My next dish is a miso-glazed black cod (photo below) and is matched with Wakatake Junmai Onikoroshi sake. There’s a textural partnership in this pairing, the meatiness of the cod mirrored in the round, balanced, weighty mouthfeel of the sake.
Course number five is a meal in itself. Clams, sea scallop, shrimp, shitake and enoki mushrooms with vegetables and udon noodles in a rich broth are served in a hot pot (photo below). Sake for this course is Nanbu Bijin (Southern Beauty) Junmai Ginjo — the tropical fruit notes and refreshing melon contrast the richness of the soup.
At the time of this article there was no optional sake pairing on the menu, but I strongly suggest that they add that option to enhance the experience. There are, however, a number of sakes to choose from, and I advise that you ask sommelier Ashley Hwang to assist in your selections.

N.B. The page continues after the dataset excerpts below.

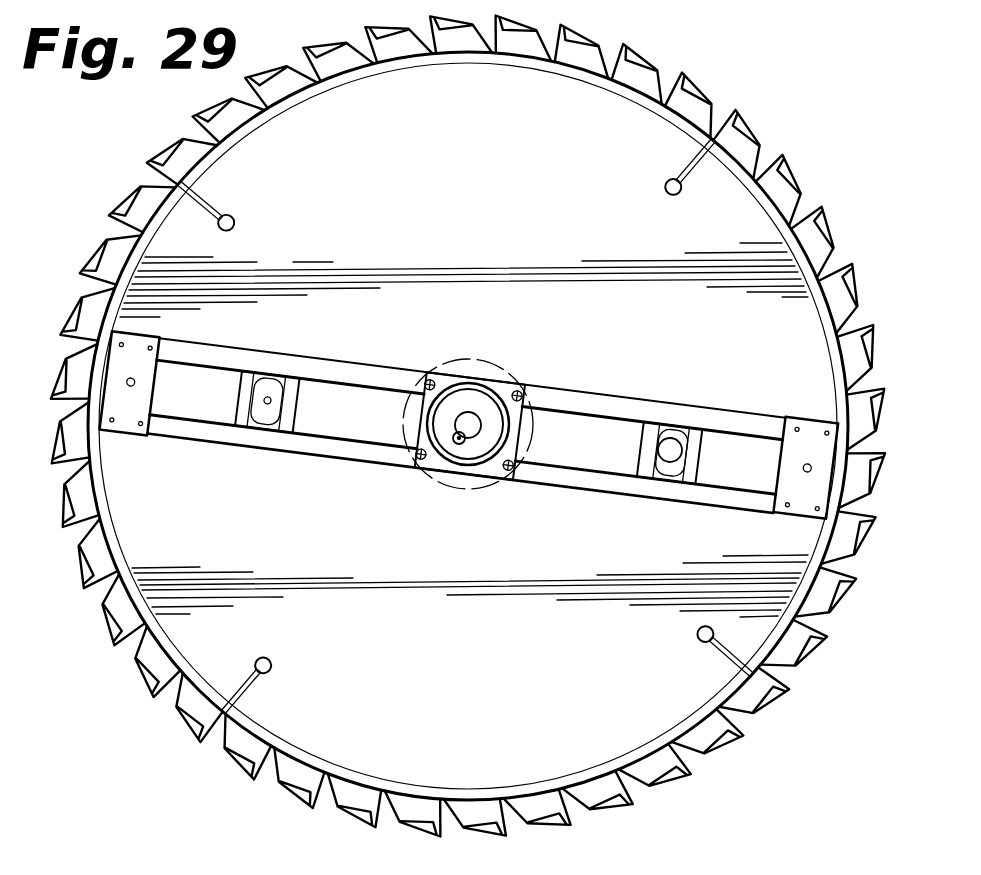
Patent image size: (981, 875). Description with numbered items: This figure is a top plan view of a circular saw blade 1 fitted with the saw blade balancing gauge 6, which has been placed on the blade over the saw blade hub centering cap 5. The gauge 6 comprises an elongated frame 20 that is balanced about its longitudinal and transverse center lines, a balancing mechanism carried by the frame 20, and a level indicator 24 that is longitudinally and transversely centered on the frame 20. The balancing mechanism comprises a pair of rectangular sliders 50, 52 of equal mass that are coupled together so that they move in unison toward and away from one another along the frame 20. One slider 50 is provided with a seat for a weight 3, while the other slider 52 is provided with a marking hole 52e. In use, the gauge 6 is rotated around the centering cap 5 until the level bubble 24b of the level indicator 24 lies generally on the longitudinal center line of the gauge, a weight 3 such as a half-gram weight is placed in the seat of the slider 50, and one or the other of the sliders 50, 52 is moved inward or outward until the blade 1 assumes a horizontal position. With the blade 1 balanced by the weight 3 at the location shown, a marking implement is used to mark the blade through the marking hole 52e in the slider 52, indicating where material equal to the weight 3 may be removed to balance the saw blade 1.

The saw blade 1 is at (712, 180).
The weight 3 is at (661, 428).
The saw blade hub centering cap 5 is at (670, 450).
The saw blade balancing gauge 6 is at (577, 380).
The frame 20 is at (336, 370).
The level indicator 24 is at (445, 378).
The level bubble 24b is at (463, 443).
The slider 50 is at (702, 468).
The slider 52 is at (298, 413).
The marking hole 52e is at (268, 396).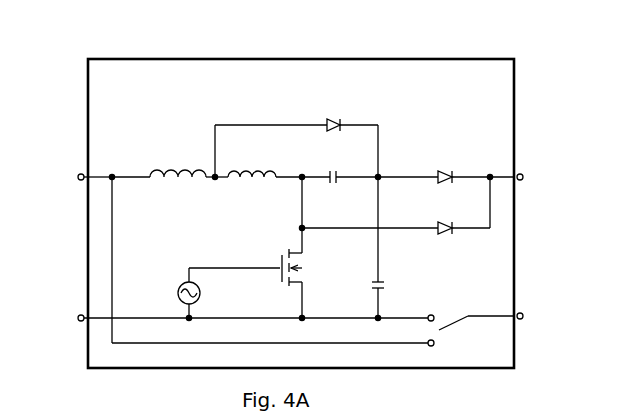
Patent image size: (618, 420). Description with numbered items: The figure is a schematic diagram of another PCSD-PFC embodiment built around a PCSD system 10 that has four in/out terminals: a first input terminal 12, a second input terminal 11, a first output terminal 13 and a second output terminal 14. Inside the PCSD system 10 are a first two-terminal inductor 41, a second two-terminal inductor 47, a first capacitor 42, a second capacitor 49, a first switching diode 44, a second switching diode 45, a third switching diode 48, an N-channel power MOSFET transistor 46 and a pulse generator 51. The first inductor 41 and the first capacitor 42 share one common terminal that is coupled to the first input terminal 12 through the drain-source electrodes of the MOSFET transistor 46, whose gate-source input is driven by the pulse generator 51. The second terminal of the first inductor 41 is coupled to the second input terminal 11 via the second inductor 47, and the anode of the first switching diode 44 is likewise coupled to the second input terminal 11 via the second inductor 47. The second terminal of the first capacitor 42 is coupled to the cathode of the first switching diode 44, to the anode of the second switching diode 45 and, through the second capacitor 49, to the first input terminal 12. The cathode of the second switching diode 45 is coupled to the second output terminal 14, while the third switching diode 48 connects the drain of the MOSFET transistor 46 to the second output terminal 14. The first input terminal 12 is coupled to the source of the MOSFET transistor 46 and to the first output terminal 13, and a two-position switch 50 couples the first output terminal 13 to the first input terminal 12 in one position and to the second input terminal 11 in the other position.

The PCSD System 10 is at (96, 55).
The second input terminal Vin1 11 is at (79, 195).
The first input terminal Vin0 12 is at (80, 337).
The first output terminal Vout0 13 is at (540, 334).
The second output terminal Vout1 14 is at (540, 194).
The first two-terminal inductor L1 41 is at (283, 168).
The first capacitor C1 42 is at (331, 168).
The first switching diode D1 44 is at (356, 115).
The second switching diode D2 45 is at (428, 173).
The N-channel power MOSFET transistor Q1 46 is at (278, 254).
The second two-terminal inductor L2 47 is at (152, 164).
The third switching diode D3 48 is at (436, 221).
The second capacitor C2 49 is at (369, 277).
The two-position switch SW4 50 is at (468, 294).
The pulse generator Gps 51 is at (178, 267).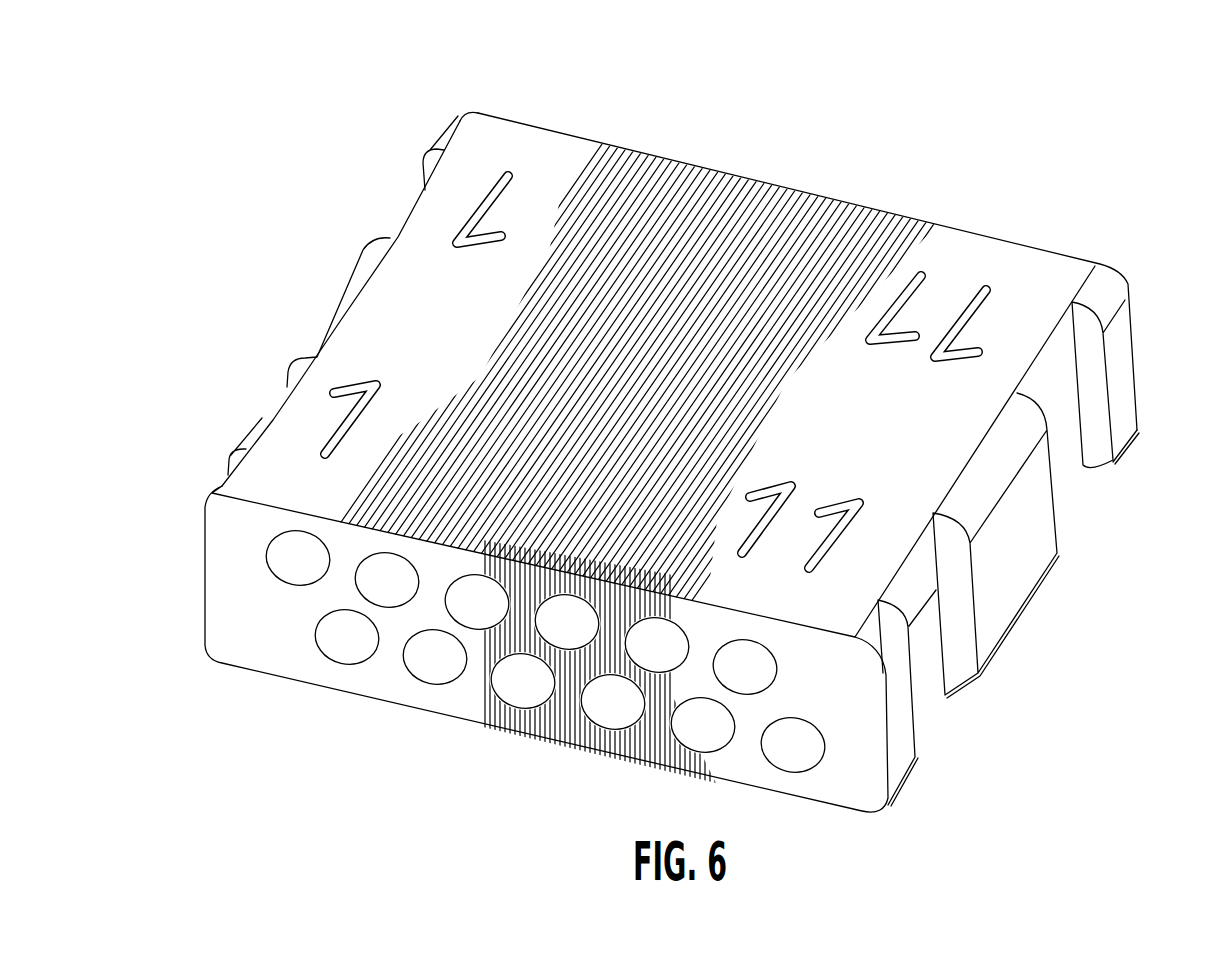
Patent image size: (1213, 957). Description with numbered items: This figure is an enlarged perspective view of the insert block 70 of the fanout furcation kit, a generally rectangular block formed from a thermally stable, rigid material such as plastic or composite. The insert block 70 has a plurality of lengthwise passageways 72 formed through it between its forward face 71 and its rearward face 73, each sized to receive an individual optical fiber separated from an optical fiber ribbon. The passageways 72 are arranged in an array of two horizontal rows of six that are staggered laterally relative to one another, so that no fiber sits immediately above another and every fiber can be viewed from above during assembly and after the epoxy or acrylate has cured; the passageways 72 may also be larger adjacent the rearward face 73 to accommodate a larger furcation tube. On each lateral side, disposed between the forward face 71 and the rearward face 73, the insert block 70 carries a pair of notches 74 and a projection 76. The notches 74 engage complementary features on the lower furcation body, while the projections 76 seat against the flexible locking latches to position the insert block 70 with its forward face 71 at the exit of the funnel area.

The insert block 70 is at (784, 189).
The forward face 71 is at (238, 600).
The passageways 72 is at (573, 632).
The rearward face 73 is at (528, 126).
The notches 74 is at (410, 217).
The projection 76 is at (322, 317).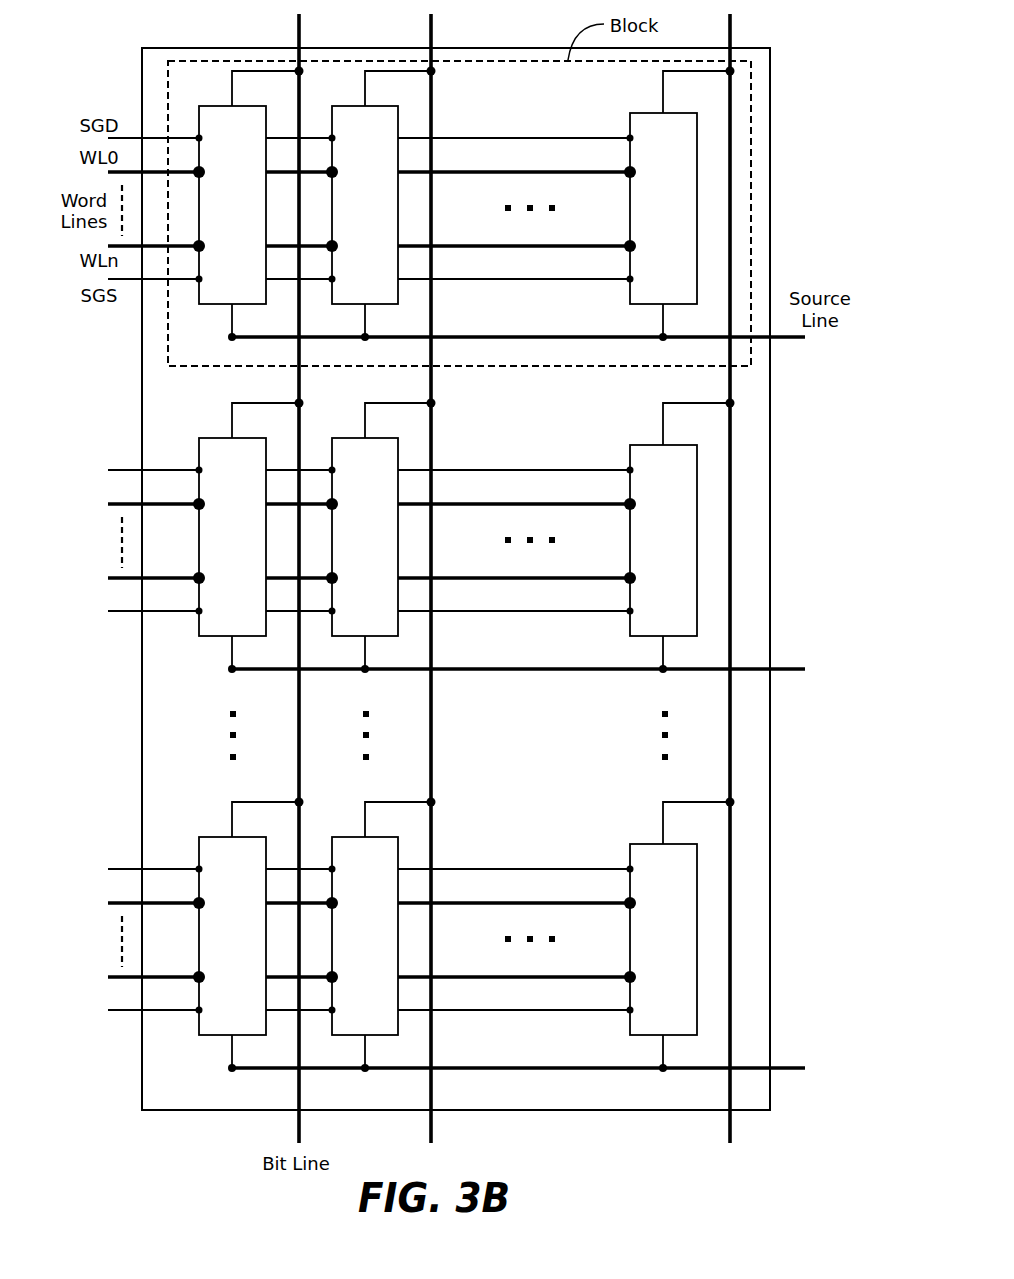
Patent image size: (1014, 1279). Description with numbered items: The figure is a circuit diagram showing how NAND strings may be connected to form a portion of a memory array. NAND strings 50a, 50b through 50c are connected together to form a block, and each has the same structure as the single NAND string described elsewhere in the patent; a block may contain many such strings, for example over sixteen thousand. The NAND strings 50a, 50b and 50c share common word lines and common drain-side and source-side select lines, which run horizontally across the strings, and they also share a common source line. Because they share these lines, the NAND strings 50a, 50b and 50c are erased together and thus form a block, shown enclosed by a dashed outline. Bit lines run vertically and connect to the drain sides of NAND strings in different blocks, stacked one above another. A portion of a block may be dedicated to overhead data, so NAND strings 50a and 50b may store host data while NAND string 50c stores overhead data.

By now, satiated and slightly mellow from the sake, I reflect on what attracted me to Masaki in the first place.
Besides the fresh, top-quality ingredients and gracious service, there’s a serenity to dining here. Soft music and the silent, almost choreographed movements of the chefs combine to create a sense of calm — like a tonic for the soul. Reservations are recommended, as is seating at the sushi bar, if available. Full menus are available on their web site (see link below).
60 Picton St.,
(Below the Moffat Inn)
Hours: Daily from 11:30 a.m. to 9:30 p.m.